JOURNAL ARTICLE

[Tuberculosis among construction workers in dormitory housing in Chiba City]

Hidetoshi Igari, Ayano Maebara, Kiminori Suzuki, Akimitsu Shimura
Kekkaku: [Tuberculosis] 2009, 84 (11): 701-7
19999591

BACKGROUND: Tuberculosis (TB) control in a low socio-economic society is an important program for urban area of industrialized countries. Some construction workers live in Hanba, a kind of dormitory housings that have crowded living conditions, and possibly give rise to Mycobacterium tuberculosis transmission. The pulmonary tuberculosis detection rate by chest X-ray screening in Hanba is higher than the general population, and therefore TB incidence among Hanba construction worker is also estimated to be as high as that of homeless.

PURPOSE: To analyze the ratio of the TB patients from Hanba in Chiba City from 1993 through 2006, and analyze the treatment outcome and speculate the factors affecting them, especially the effects of the inpatients DOTS (Directly Observed Treatment Short-course) policy introduction after 2001.

METHODS: TB registration records in the Public Health Center, Chiba City, Japan, were retrospectively analyzed.

RESULTS: Pulmonary TB patients from Hanba were 121 (male: 121, female: 0), representing 3.8% of the total 3179 TB patients from 1993 through 2006. Restricting to male patients aged 40-59 years-old, TB patients from Hanba were 78, representing 10.7% of 729 male TB patients of the same age groups.
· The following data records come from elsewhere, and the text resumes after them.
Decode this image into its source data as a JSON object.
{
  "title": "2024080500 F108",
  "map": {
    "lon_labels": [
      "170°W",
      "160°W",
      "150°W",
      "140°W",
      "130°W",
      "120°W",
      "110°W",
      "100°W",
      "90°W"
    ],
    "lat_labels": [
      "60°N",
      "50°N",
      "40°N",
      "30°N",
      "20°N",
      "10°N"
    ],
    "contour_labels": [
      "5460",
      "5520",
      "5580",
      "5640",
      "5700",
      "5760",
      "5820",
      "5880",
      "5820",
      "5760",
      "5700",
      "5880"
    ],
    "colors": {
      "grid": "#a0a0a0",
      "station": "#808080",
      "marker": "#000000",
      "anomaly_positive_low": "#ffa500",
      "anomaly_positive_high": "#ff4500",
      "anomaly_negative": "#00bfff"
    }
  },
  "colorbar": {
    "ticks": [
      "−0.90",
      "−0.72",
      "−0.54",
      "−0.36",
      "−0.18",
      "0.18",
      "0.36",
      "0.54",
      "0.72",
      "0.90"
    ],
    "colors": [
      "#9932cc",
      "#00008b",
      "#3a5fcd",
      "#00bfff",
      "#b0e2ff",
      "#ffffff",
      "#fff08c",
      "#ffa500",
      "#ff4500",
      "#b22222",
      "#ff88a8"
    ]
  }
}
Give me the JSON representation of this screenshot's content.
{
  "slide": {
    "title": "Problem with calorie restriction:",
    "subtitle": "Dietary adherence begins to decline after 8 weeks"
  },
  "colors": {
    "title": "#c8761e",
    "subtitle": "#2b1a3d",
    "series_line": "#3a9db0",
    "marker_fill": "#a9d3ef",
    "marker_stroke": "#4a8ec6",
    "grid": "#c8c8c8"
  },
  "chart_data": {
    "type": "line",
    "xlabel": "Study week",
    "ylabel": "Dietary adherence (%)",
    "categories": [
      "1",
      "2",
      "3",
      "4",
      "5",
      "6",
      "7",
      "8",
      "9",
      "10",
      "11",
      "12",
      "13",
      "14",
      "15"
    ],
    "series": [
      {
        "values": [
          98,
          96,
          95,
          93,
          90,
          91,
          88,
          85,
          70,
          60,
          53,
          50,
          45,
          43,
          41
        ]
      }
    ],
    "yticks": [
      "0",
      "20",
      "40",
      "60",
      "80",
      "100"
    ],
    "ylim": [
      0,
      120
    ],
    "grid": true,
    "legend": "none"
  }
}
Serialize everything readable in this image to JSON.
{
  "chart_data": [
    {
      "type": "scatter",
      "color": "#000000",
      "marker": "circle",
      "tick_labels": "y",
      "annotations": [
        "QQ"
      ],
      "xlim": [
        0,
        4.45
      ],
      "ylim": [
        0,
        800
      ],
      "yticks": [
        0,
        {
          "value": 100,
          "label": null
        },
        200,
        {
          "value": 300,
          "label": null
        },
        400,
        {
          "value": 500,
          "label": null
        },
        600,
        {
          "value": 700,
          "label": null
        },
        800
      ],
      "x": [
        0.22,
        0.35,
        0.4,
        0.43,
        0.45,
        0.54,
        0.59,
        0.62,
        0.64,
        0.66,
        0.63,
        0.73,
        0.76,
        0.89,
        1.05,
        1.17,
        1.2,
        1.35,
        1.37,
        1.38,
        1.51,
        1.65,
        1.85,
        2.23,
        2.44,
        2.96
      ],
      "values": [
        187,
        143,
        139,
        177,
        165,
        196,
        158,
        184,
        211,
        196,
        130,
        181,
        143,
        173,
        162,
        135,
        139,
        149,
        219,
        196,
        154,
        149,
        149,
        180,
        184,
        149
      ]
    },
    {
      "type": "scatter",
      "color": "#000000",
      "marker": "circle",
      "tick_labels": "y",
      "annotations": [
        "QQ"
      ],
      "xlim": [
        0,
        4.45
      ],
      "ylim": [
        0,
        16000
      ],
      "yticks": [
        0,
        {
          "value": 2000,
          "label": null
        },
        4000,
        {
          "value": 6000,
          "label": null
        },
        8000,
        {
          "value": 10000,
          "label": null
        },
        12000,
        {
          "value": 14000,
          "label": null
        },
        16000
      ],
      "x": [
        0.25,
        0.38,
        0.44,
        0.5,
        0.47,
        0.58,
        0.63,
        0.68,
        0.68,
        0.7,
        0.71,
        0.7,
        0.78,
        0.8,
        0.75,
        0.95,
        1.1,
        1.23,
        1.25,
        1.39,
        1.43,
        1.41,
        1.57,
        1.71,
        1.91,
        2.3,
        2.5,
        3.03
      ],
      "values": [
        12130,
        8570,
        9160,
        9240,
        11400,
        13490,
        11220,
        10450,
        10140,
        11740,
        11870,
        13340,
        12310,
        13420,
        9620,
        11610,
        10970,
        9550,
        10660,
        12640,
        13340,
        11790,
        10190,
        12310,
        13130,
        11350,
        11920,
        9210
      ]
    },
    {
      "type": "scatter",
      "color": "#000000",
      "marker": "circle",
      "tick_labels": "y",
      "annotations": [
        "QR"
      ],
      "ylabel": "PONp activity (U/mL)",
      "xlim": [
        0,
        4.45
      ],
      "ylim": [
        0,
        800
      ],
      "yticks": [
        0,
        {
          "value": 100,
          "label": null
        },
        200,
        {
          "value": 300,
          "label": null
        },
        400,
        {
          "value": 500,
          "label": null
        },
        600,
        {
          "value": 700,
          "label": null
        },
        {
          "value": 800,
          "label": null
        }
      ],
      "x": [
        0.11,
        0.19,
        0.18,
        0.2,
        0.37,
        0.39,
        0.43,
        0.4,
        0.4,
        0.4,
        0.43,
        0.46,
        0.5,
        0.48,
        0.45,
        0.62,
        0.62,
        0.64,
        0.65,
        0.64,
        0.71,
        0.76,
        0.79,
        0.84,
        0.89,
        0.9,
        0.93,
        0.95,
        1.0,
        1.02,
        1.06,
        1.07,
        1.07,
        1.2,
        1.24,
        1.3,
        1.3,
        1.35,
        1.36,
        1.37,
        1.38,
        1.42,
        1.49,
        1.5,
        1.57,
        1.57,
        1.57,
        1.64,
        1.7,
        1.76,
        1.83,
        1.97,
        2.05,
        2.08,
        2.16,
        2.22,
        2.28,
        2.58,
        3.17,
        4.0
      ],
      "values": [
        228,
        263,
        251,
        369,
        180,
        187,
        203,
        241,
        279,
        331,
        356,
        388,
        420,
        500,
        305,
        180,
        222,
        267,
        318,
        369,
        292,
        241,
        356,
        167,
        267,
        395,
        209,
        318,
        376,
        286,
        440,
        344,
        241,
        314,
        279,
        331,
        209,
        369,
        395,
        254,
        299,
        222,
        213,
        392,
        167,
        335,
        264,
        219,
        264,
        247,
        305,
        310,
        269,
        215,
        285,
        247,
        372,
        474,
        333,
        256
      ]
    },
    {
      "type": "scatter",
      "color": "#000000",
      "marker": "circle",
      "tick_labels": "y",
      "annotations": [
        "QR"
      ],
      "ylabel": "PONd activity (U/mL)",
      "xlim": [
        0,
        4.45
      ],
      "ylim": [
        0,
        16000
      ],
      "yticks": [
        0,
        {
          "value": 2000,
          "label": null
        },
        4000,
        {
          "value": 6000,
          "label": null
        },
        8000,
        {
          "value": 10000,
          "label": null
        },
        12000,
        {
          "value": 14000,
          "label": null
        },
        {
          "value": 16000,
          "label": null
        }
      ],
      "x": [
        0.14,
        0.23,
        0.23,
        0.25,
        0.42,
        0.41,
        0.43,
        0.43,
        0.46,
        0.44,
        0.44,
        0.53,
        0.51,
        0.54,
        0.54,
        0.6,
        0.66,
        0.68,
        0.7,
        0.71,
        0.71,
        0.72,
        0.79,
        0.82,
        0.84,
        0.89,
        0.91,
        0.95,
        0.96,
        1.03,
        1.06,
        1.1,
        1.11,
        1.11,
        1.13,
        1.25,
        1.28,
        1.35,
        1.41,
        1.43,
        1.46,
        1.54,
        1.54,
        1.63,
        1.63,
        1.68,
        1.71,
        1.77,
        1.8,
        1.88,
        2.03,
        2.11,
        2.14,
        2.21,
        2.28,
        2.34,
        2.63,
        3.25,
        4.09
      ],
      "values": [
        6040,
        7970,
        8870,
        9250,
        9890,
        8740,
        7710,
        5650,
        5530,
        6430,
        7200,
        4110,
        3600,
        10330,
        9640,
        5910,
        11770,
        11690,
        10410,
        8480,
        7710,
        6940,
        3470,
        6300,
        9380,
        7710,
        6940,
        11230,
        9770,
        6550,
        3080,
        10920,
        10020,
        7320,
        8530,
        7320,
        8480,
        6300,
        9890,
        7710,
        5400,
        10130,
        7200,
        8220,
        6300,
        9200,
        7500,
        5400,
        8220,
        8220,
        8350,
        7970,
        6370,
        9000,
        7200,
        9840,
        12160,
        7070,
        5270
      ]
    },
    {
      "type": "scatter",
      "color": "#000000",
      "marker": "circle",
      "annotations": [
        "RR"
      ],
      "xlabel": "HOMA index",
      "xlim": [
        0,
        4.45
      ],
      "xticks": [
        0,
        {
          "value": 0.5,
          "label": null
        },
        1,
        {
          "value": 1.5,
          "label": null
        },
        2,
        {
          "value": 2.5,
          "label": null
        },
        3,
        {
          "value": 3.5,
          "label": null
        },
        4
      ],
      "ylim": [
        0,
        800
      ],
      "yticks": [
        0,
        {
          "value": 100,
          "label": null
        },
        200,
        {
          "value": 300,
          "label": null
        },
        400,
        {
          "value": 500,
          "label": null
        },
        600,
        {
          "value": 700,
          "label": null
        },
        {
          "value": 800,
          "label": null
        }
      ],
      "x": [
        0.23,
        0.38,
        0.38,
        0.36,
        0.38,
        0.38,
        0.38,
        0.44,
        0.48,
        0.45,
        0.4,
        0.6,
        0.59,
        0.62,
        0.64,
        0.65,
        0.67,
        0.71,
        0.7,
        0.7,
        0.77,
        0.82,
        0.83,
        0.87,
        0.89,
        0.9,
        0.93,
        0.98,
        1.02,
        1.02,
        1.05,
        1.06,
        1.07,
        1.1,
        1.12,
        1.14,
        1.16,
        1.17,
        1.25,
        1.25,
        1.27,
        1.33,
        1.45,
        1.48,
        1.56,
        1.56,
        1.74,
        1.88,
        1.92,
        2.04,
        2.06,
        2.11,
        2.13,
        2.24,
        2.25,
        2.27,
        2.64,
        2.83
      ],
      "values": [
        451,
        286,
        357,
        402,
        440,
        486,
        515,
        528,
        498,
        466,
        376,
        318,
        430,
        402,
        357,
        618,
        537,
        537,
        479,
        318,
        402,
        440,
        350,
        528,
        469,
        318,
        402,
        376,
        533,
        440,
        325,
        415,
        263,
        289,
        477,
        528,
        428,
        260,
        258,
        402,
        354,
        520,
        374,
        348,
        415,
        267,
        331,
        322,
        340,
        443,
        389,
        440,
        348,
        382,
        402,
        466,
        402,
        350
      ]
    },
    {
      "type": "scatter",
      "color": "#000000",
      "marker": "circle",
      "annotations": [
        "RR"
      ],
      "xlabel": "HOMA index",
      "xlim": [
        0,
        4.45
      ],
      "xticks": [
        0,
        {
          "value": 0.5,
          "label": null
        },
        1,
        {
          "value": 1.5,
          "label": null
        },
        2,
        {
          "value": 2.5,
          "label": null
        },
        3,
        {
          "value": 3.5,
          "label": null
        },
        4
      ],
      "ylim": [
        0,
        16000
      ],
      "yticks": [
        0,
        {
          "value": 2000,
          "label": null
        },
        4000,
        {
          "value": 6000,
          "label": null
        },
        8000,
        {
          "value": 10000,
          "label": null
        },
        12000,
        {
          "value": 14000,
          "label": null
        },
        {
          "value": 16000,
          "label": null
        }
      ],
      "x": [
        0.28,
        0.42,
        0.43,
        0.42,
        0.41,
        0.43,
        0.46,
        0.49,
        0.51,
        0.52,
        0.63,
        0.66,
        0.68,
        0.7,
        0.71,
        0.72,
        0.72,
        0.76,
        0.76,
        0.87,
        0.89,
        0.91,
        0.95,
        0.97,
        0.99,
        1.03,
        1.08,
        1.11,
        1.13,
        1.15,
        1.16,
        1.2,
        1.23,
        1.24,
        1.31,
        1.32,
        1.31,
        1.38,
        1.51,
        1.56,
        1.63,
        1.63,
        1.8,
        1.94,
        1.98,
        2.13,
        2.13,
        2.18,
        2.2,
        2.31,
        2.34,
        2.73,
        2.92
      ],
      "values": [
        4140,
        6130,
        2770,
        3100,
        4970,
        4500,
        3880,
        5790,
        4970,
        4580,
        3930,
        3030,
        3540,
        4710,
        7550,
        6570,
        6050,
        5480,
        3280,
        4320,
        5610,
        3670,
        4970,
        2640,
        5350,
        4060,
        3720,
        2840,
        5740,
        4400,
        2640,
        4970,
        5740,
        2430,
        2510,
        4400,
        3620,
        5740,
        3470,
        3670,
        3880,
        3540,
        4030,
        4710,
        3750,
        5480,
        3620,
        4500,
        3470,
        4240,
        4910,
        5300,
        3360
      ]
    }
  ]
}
All of TB patients from Hanba developed pulmonary TB (PTB) and treatment outcome of chemotherapy was cured or completed: 69 (57%), defaulted or failed: 43 (36%), and died 9 (7%) respectively. When compared with PTB in Chiba and Japan, defaulted or failed was higher. In the multi-variated analysis, extensive lesions more than one lung (Adjusted odds ratio [AOR]: 0.13, 95% confidence interval [CI]: 0.04-0.37, P < 0.001) and smear-positive (AOR: 0.17, 95% CI: 0.04-0.65, P = 0.009) were negative factor for cured and completed. However, hospitalization during initial period of treatment was positive factor (AOR: 7.92, 95% CI: 1.73-36.2, P = 0.008). After inpatients DOTS introduction, the rate of cured or completed increased from 50% to 67%, and the rate of failed or defaulted decreased from 46% to 22% (P < 0.05).

CONCLUSION: TB patients from Hanba, a kind of dormitory housings for construction workers, occupied 3.8% of total TB patients in Chiba City. Higher rate of defaulted or failed cases leads to poor treatment outcome in TB patients of Hanba construction workers who were possibly associated with an elevated risk of urban tuberculosis. DOTS might improve adherence to treatment and result in a decrease of failed or defaulted cases.